You’re correct that when we refer to the origin in the x-y plane, we are referring to the point (0,0). However, I’m not quite sure what you mean by the x-coefficient of each point on the plane. (A, B) and (P, Q) are not necessarily the origin. In fact, if both point were, they would be the same point. Rather, we can draw one line that passes through the origin (both the x and y intercepts are 0) and this line will also pass through (A, B) and (P, Q). The two points are on the same line but this line could have any number of slopes.

Hope that helps 🙂

Hi Mike,

For the second statement, how can we assume both the lines have the same slope ?

It plainly states that the lines goes through the origin, which could also imply that (A,B) and (P,Q) have different slopes.

Hey Mike,

Thanks for the response; sorry if I came across as narrow minded!

Sammy, quite alright, sir. It’s always a challenge for each one of us to see beyond one’s own self.

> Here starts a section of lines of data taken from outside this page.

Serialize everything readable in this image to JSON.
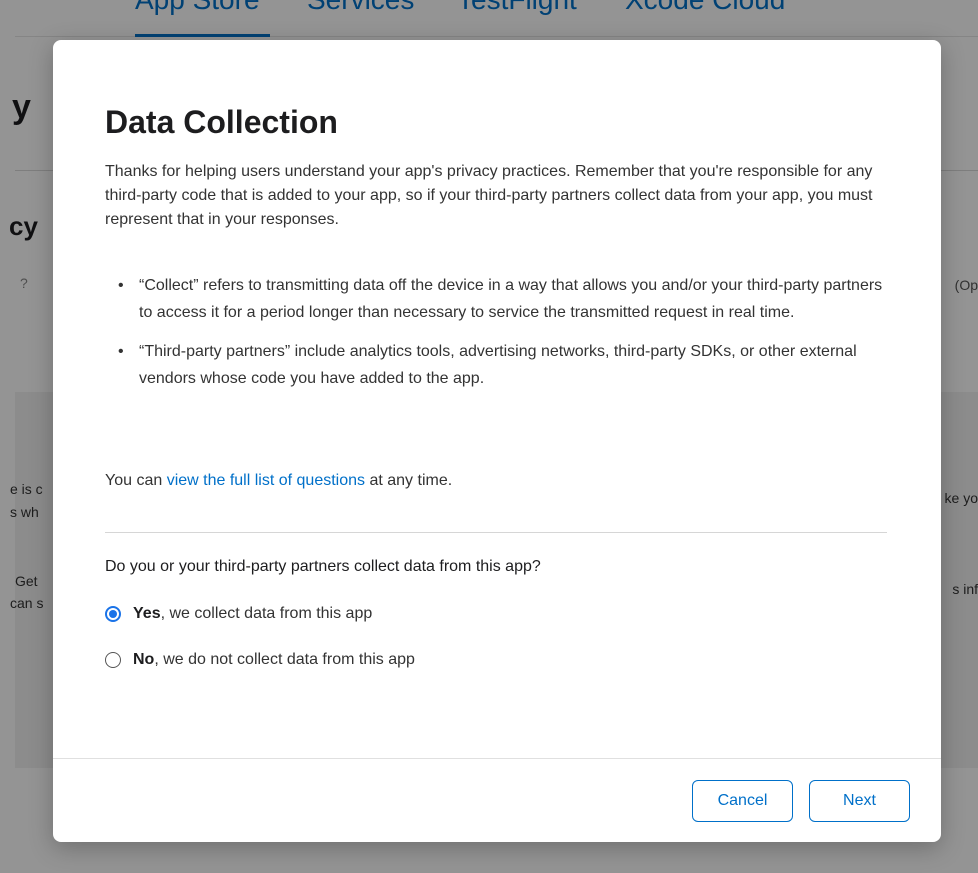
{
  "background": {
    "logo": "",
    "tabs": [
      "App Store",
      "Services",
      "TestFlight",
      "Xcode Cloud"
    ],
    "heading_fragment": "y",
    "section_fragment": "cy",
    "question_mark": "?",
    "op_fragment": "(Op",
    "text_fragments": {
      "left_1": "e is c",
      "left_2": "s wh",
      "left_3": "Get",
      "left_4": "can s",
      "right_1": "ke yo",
      "right_2": "s inf"
    }
  },
  "modal": {
    "title": "Data Collection",
    "intro": "Thanks for helping users understand your app's privacy practices. Remember that you're responsible for any third-party code that is added to your app, so if your third-party partners collect data from your app, you must represent that in your responses.",
    "bullets": [
      "“Collect” refers to transmitting data off the device in a way that allows you and/or your third-party partners to access it for a period longer than necessary to service the transmitted request in real time.",
      "“Third-party partners” include analytics tools, advertising networks, third-party SDKs, or other external vendors whose code you have added to the app."
    ],
    "bullet_char": "•",
    "view_prefix": "You can ",
    "view_link": "view the full list of questions",
    "view_suffix": " at any time.",
    "question": "Do you or your third-party partners collect data from this app?",
    "options": [
      {
        "bold": "Yes",
        "rest": ", we collect data from this app",
        "selected": true
      },
      {
        "bold": "No",
        "rest": ", we do not collect data from this app",
        "selected": false
      }
    ],
    "buttons": {
      "cancel": "Cancel",
      "next": "Next"
    }
  },
  "colors": {
    "accent": "#0070c9",
    "radio": "#1a73e8"
  }
}
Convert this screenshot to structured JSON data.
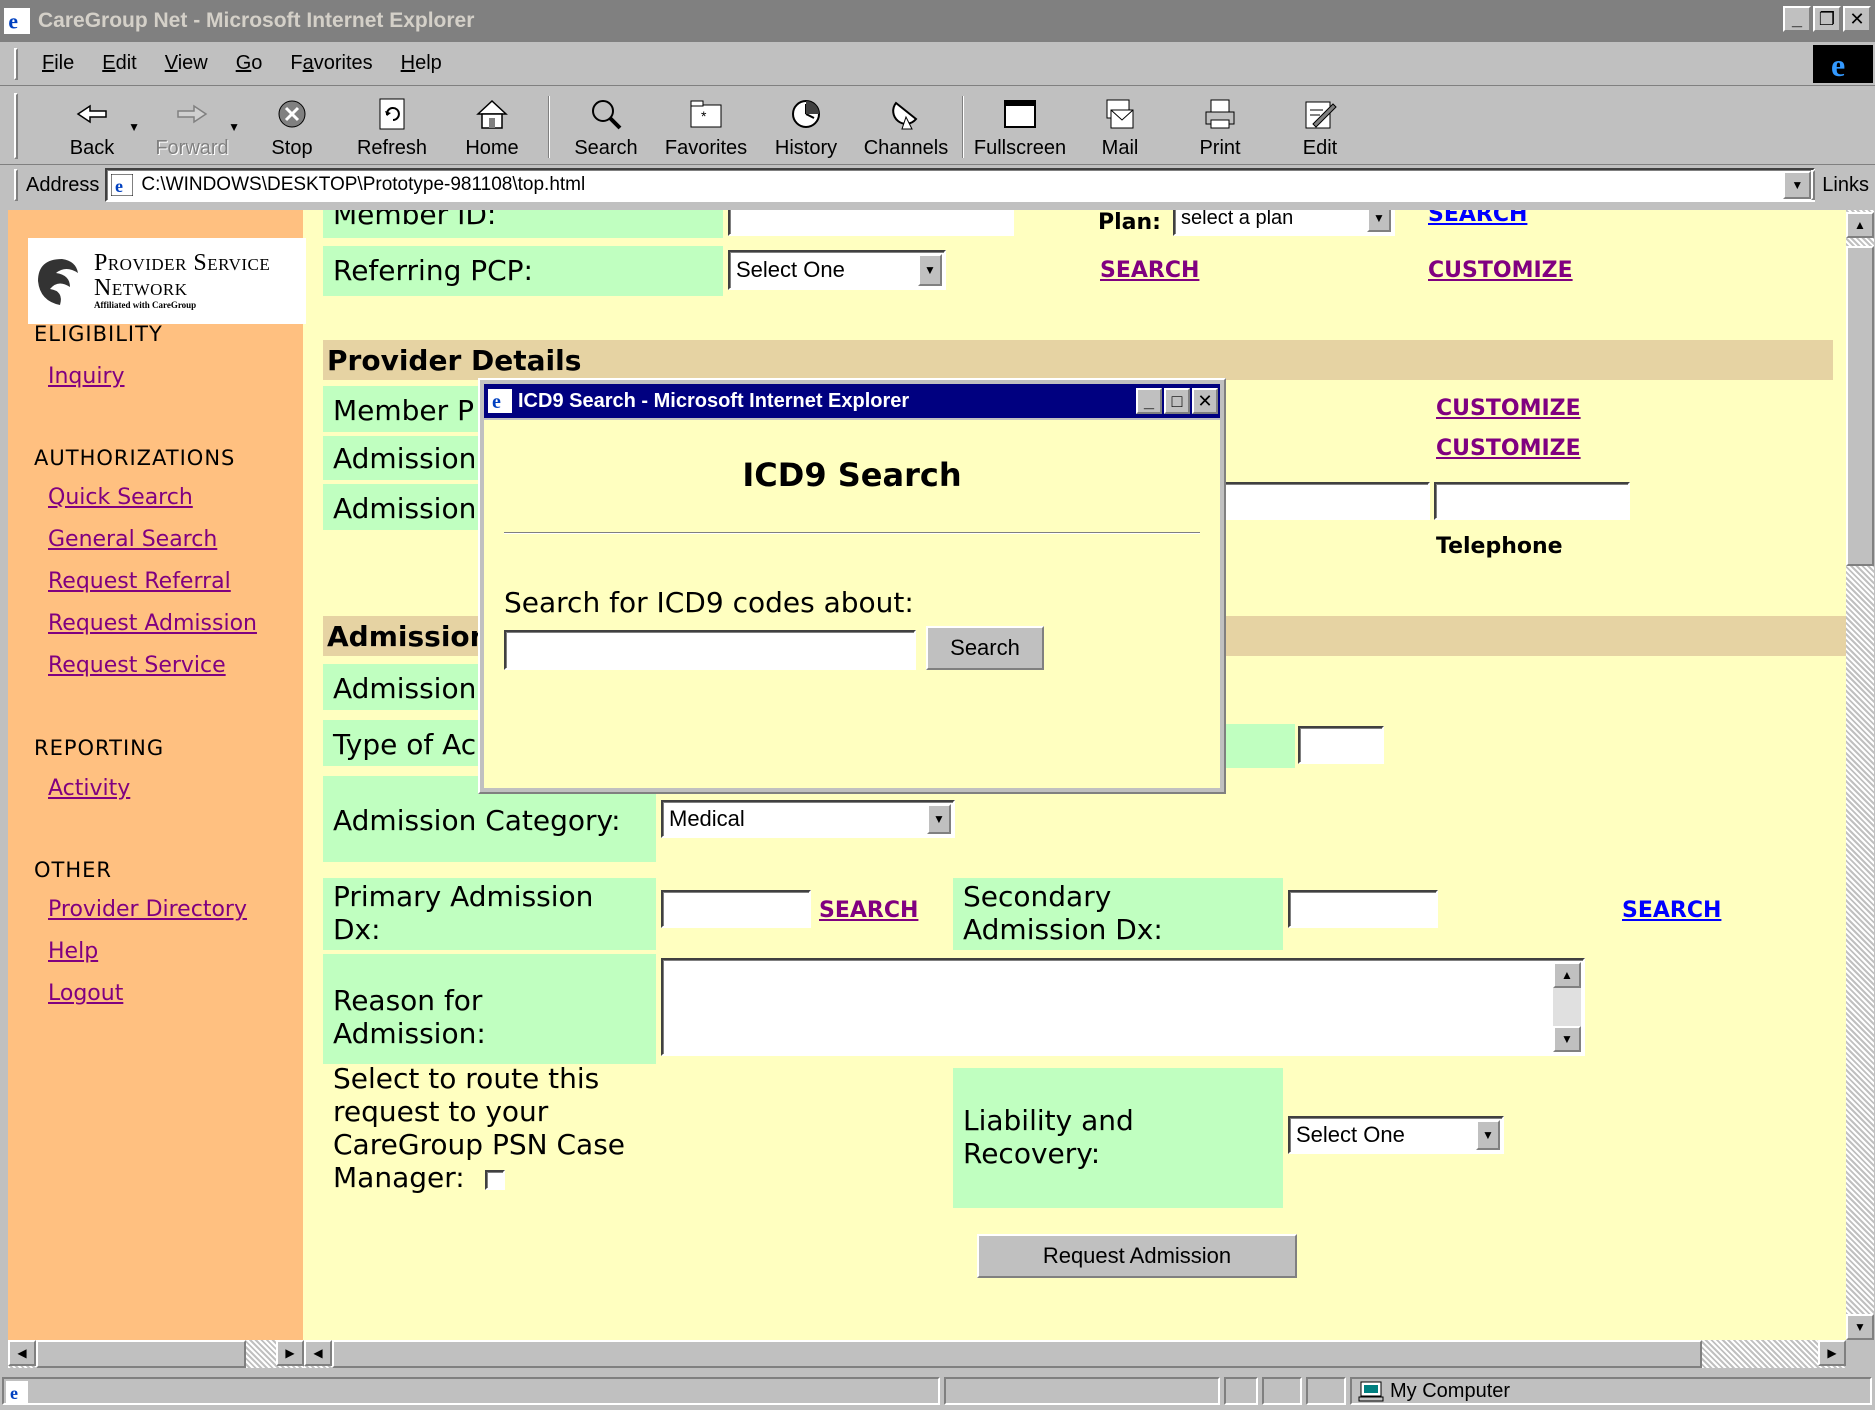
{
  "window": {
    "title": "CareGroup Net - Microsoft Internet Explorer",
    "controls": {
      "minimize": "_",
      "maximize": "□",
      "close": "✕"
    }
  },
  "menu": {
    "items": [
      {
        "label": "File",
        "key": "F"
      },
      {
        "label": "Edit",
        "key": "E"
      },
      {
        "label": "View",
        "key": "V"
      },
      {
        "label": "Go",
        "key": "G"
      },
      {
        "label": "Favorites",
        "key": "a"
      },
      {
        "label": "Help",
        "key": "H"
      }
    ]
  },
  "toolbar": {
    "back": "Back",
    "forward": "Forward",
    "stop": "Stop",
    "refresh": "Refresh",
    "home": "Home",
    "search": "Search",
    "favorites": "Favorites",
    "history": "History",
    "channels": "Channels",
    "fullscreen": "Fullscreen",
    "mail": "Mail",
    "print": "Print",
    "edit": "Edit"
  },
  "address": {
    "label": "Address",
    "value": "C:\\WINDOWS\\DESKTOP\\Prototype-981108\\top.html",
    "links": "Links"
  },
  "sidebar": {
    "logo": {
      "line1": "Provider Service",
      "line2": "Network",
      "line3": "Affiliated with CareGroup"
    },
    "eligibility": {
      "heading": "ELIGIBILITY",
      "links": [
        "Inquiry"
      ]
    },
    "authorizations": {
      "heading": "AUTHORIZATIONS",
      "links": [
        "Quick Search",
        "General Search",
        "Request Referral",
        "Request Admission",
        "Request Service"
      ]
    },
    "reporting": {
      "heading": "REPORTING",
      "links": [
        "Activity"
      ]
    },
    "other": {
      "heading": "OTHER",
      "links": [
        "Provider Directory",
        "Help",
        "Logout"
      ]
    }
  },
  "form": {
    "member_id_label": "Member ID:",
    "plan_label": "Plan:",
    "plan_select": "select a plan",
    "search_top": "SEARCH",
    "referring_pcp_label": "Referring PCP:",
    "referring_pcp_select": "Select One",
    "search": "SEARCH",
    "customize": "CUSTOMIZE",
    "provider_details_header": "Provider Details",
    "member_pcp_label": "Member P",
    "admission_label_1": "Admission",
    "admission_label_2": "Admission",
    "telephone_label": "Telephone",
    "admission_header": "Admission",
    "admission_label_3": "Admission",
    "type_of_label": "Type of Ac",
    "admission_category_label": "Admission Category:",
    "admission_category_value": "Medical",
    "primary_dx_label": "Primary Admission Dx:",
    "secondary_dx_label": "Secondary Admission Dx:",
    "reason_label": "Reason for Admission:",
    "route_label": "Select to route this request to your CareGroup PSN Case Manager:",
    "liability_label": "Liability and Recovery:",
    "liability_select": "Select One",
    "submit": "Request Admission"
  },
  "popup": {
    "title": "ICD9 Search - Microsoft Internet Explorer",
    "heading": "ICD9 Search",
    "prompt": "Search for ICD9 codes about:",
    "input_value": "",
    "button": "Search"
  },
  "status": {
    "zone": "My Computer"
  }
}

Best of luck to you.

With respect, Mike 🙂

For debunking the first statement, you can simply use the algebraic rule of ‘x^2 + b^2 = x^2 + 2xy + y^2’ (after squaring both sides) and see that the first statement will be insufficient.

I feel that the geometric approach might be a tad time consuming.

As for the second statement, since both points lie on the same line (same slope) – you can write out each set of point in slop-intercept form. You will get Q = mP & B = mA. Solve for m and you should get AQ = PB.

Sammy, first of all, I’m not sure I understand your the first equation you cite. Clearly, (x + y)^2 = x^2 + 2xy + y^2, but I’m not sure of the relationship of b to the terms involving y. If we square both sides of Statement #1, we get A^2 + B^2 = P^2 + Q^2, which I’m not sure helps us. Even after squaring both sides, I don’t know that one can readily solve Statement #1 with algebra alone. For statement #2, clearly you could use slope-intercept form and get to the answer with algebra, but with all due respect, I think you are missing the larger point. You appear to be an individual with a facility with algebra, which is fantastic, but understand: thereby, you are not representative of the general population. For folks for whom algebra is a chore, a visual/geometric approach can be lightning fast by comparison. For someone like you, who already is lightning fast with algebra, the possible additional advantage of a geometric/visual approach is not nearly as great. Thus, an approach that seems “a tad time consuming” for you might be a windfall blessing for another user. It’s good to be aware of the vantage from which you speak. Does that make sense, my talented friend? With respect, Mike 🙂